Lembro bem da minha primeira aposta. Era uma fabulosa noite de verão no Sul. Um vento suave e constante vindo da serra amainava um pouco nossos espíritos em ebulição.  A corrida estava para começar no Hipódromo do Tarumã e os cavalos já se alinhavam de forma indócil para a largada. Eu, ali na dúvida com as dicas do meu amigo sobre os prováveis vencedores. Marinheiro de primeira viagem, estava perdido diante de tanta informação. Meu amigo de repente sussurrou um segredo no meu ouvido: Está vendo aquele tordilho ali agitado? Estou, respondo eu. Pois vai por mim, todo tordilho é valente e esse está querendo vencer. Vai nele, aposta no vencedor, nada de placê dessa vez! Observo então o nome do tordilho no monitor, confiro com as informações que tenho em um pequeno jornal que contém as probabilidades dos páreos. Aquele cavalo não aparece como favorito, pelo contrário, era um azarão. Mostro para o meu amigo a informação do jornaleco. Ele fica fulo comigo e diz: Bom meu caro, faça como quiser e sai em disparada para as apostas. Vou atrás, e quando chego ao caixa, decido em apostar uma boa grana no placê no azarão indicado. Meu amigo vê minha pule e sorri mostrando os dentes amarelos de tanto cigarro. Mostra que apostou tudo que tinha apenas no vencedor, e esse seria o tordilho. Era tudo ou nada. Subimos correndo de novo aos camarotes e chegamos bem na hora da largada. O tordilho larga atrás, lutando pelas últimas posições. Na hora concluí que tinha sido muito ingênuo em acreditar na intuição do meu alucinado amigo. A corrida avança e começa a última volta. Para minha surpresa o tordilho vem atropelando todo mundo parecendo estar possuído por um espírito fugindo do inferno. Não é possível, penso eu. Meu amigo passivamente esboça um leve sorriso e eu de olho na pista já emocionado, pois o tordilho já vinha em terceiro. Completamente hipnotizado, vejo aquela criatura portentosa cruzar a reta final com mais de um corpo de diferença. Uauuuu! Gritamos juntos  nos abraçando sem parar. Que vitória! E na minha primeira experiência.

Vamos mansamente ao caixa pegar o que é nosso por direito. Meu amigo recebeu uma bolada de causar inveja, pois apostara unicamente no vencedor. Eu um pouco menos, pois descrente, jogara no placê. Assim, felizes da vida, para comemorar, pedimos no bar uma garrafa de uísque 12 anos e assim festejamos a vitória e o meu início no mundo do turfe. Passei então mais de cinco alegres anos frequentando o Jockey Club e as vigorosas corridas de cavalo no Tarumã.

O tempo passou, meu amigo sumiu e minhas visitas ao Jockey diminuíram gradativamente. Então um dia, de surpresa, ele me procurou no escritório. Estava muito magro e abatido e anunciou a doença grave e incurável que lhe consumia.

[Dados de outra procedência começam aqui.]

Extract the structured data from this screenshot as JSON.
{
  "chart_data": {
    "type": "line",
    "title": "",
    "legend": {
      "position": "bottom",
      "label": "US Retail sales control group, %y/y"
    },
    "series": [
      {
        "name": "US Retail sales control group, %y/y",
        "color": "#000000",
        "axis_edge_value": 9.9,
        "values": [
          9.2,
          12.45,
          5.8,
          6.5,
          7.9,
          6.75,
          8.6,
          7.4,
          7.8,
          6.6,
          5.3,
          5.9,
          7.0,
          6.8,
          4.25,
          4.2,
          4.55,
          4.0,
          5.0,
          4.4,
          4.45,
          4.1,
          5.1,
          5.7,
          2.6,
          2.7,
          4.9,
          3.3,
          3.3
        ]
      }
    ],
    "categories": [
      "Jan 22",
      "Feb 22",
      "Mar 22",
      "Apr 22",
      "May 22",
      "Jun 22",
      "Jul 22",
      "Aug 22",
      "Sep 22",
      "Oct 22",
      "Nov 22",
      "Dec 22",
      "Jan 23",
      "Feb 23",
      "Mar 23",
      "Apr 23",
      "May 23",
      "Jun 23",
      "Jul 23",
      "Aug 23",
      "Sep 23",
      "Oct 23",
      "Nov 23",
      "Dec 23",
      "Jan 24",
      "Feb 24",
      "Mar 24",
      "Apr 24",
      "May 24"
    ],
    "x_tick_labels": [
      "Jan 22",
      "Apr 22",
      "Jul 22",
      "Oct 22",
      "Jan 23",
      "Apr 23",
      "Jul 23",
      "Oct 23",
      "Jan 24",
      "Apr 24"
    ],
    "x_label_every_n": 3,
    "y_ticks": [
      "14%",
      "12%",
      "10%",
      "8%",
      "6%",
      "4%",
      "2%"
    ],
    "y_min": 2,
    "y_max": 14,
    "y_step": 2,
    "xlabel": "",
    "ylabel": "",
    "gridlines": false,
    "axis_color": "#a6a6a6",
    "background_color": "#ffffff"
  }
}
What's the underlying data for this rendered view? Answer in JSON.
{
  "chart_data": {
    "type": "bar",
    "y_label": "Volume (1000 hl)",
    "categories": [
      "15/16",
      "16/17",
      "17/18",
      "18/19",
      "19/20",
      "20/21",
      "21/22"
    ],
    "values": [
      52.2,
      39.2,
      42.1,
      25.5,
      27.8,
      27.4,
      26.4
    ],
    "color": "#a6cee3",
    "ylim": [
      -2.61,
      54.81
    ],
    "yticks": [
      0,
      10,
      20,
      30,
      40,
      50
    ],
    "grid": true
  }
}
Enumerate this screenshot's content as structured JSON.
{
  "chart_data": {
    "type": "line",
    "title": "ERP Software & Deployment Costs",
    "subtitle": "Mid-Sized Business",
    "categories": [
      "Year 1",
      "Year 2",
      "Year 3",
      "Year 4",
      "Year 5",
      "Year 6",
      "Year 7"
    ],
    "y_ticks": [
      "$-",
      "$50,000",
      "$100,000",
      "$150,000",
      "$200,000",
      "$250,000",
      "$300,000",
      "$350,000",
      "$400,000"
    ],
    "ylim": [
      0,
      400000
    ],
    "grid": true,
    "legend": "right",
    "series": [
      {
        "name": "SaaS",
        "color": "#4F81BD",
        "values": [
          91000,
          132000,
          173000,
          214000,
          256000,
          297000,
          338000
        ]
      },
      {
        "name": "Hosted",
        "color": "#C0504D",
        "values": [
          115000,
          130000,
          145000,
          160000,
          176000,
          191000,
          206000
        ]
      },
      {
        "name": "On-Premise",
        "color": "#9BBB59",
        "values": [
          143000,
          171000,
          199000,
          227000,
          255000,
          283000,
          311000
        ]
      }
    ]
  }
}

Seus olhos já não tinham mais o brilho do entusiasmo e seu indefectível sorriso o abandonara. Confessou que já não frequentava mais as corridas de cavalo que tanto amava, enfim, desanimara. Foi um momento emocionante. Ele me abraçou, chorou e ali nos despedimos para sempre um do outro e também das corridas de cavalo e dos tempos felizes que vivenciamos juntos no turfe e que valeram cada segundo.